In the DOJ’s latest charge, Jong Pong Ju is accused of siphoning $175,000 in cryptocurrency in February 2022. The hacker, Kim Kwang Jin, is said to have utilized the underlying source code of smart contracts to make off with $740,000. These people used counterfeit identities and stolen identities to hide their North Korean nationality.

Criminals allegedly laundered the stolen money through mixers. They then guided the money into exchange accounts that were ultimately under the control of Kang Tae Bok and Chang Nam Il. These accounts were opened with fake Malaysian identification, making it even more difficult to determine the origin of the money.

Civil Forfeiture Complaint

Significantly, the DOJ filed a civil forfeiture complaint in addition to the criminal charges. They’re trying to forfeit $7.74 million worth of cryptocurrency. Some experts think the money was generated from fraudulent operations led by North Korean IT professionals. These workers pretended to be global remote blockchain freelancers in order to execute their schemes.

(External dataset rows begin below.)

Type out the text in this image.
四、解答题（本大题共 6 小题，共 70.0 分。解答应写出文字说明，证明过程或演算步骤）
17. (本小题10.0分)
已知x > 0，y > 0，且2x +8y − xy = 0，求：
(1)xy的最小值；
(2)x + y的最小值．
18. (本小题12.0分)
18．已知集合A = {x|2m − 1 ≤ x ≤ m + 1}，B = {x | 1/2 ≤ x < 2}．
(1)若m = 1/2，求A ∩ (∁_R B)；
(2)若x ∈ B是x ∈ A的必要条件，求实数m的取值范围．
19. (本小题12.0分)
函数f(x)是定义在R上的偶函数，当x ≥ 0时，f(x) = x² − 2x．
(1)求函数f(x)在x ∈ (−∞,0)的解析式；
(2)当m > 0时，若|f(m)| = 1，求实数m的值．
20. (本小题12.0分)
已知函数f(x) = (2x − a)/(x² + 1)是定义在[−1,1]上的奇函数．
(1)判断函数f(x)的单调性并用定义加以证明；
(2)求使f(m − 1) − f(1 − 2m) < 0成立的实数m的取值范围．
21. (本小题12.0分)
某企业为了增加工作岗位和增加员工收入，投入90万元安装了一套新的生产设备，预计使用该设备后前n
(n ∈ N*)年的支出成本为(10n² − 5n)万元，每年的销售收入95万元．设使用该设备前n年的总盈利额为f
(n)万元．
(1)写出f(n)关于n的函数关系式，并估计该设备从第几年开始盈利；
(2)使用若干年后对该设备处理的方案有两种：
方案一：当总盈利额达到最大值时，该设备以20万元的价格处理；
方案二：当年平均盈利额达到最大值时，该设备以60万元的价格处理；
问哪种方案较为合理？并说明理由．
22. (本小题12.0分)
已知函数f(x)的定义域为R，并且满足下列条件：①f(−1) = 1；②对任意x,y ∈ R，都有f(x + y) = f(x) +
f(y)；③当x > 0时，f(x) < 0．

North Korean hackers were able to use that privileged access to steal billions of dollars from companies dealing in blockchain.

"These schemes target and steal from US companies and are designed to evade sanctions and fund the North Korean regime’s illicit programs, including its weapons programs" - John A. Eisenberg, assistant attorney general for national security.

The DOJ’s actions are a reminder of the US Government’s determination to fight cybercrime and stop the use of crypto for illegal activities.

Implications and Ongoing Investigations

The case highlights the sophisticated tactics employed by North Korean hackers. It further underscores the systemic vulnerabilities present within the ever-growing cryptocurrency industry. These security vulnerabilities are especially harmful because they can be exploited across device types by malicious actors.

It’s heartening to see the DOJ and FBI still investigating and disrupting North Korean plots to steal cryptocurrency. As the attackers have infiltrated crypto workforces, the North Korean hackers have been spotted deploying a new type of info-stealing malware. These charges and this forfeiture complaint send a strong message that we are determined to bring these criminals to justice, and we will find and return stolen assets.